Code Optimization Techniques

50 mins

Make compiled code faster without changing its meaning. Covers the full spectrum of optimizations from simple peephole window transformations to powerful global and loop-level improvements including code motion, strength reduction, and cache-oriented loop optimizations.

Learning Goals

Define code optimization and state the fundamental correctness constraint it must obey.
Apply peephole optimization to identify and eliminate redundant loads, stores, and jumps.
Identify loop-invariant computations and apply loop-invariant code motion.
Apply strength reduction to replace expensive operations (multiplication) with cheaper ones (addition) inside loops.
Explain induction variable elimination and its impact on loop performance.
Explain the memory hierarchy and how loop interchange and loop tiling improve cache performance.

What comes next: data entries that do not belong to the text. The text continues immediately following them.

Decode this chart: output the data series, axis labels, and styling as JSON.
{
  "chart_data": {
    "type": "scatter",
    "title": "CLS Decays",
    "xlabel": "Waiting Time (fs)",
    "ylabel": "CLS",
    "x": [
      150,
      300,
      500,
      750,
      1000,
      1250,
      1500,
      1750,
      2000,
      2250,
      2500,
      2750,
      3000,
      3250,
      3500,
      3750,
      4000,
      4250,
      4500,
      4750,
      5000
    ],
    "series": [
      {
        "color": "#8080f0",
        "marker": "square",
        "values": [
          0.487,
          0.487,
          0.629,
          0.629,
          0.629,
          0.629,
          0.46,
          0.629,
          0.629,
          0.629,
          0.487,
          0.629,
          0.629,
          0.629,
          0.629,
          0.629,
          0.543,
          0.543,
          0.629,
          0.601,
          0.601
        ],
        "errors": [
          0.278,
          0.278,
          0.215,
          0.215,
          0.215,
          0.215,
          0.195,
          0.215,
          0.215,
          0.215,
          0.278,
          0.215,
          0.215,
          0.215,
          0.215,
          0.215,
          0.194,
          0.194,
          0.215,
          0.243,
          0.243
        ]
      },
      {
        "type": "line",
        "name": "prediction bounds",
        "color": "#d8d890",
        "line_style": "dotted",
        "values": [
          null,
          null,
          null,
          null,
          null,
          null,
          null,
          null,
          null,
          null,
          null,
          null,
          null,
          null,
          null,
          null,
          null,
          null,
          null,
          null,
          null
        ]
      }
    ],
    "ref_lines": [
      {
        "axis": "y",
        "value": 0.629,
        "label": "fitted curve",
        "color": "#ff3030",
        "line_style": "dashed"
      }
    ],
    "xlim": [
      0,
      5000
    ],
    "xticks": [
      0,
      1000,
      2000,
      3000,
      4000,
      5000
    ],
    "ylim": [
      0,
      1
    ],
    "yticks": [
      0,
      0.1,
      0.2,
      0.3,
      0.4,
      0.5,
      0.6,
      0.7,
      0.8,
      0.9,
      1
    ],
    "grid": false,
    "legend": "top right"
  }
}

The Goal of Code Optimization

Code optimization is the process of transforming a program so that it executes more efficiently (faster) or consumes fewer resources (less memory/power) without changing its semantic meaning.

The Three Fundamental Constraints:

Correctness: The optimized code must produce the exact same output as the original for all inputs.
Efficiency: On average, the transformation must improve the program's performance.
Feasibility: The optimization itself must not take so long that it makes the compilation process impractical.

Levels of Optimization

Optimizations are typically categorized by the scope of code they analyze:

Level	Scope	Example
Local	Within a single Basic Block.	Algebraic simplification, constant folding.
Global	Across multiple basic blocks (the CFG).	Global dead code elimination, constant propagation.
Loop	Within loops (where programs spend 90% of time).	Code motion, strength reduction, loop tiling.
Peephole	A tiny "sliding window" of 2-3 instructions.	Redundant load/store elimination.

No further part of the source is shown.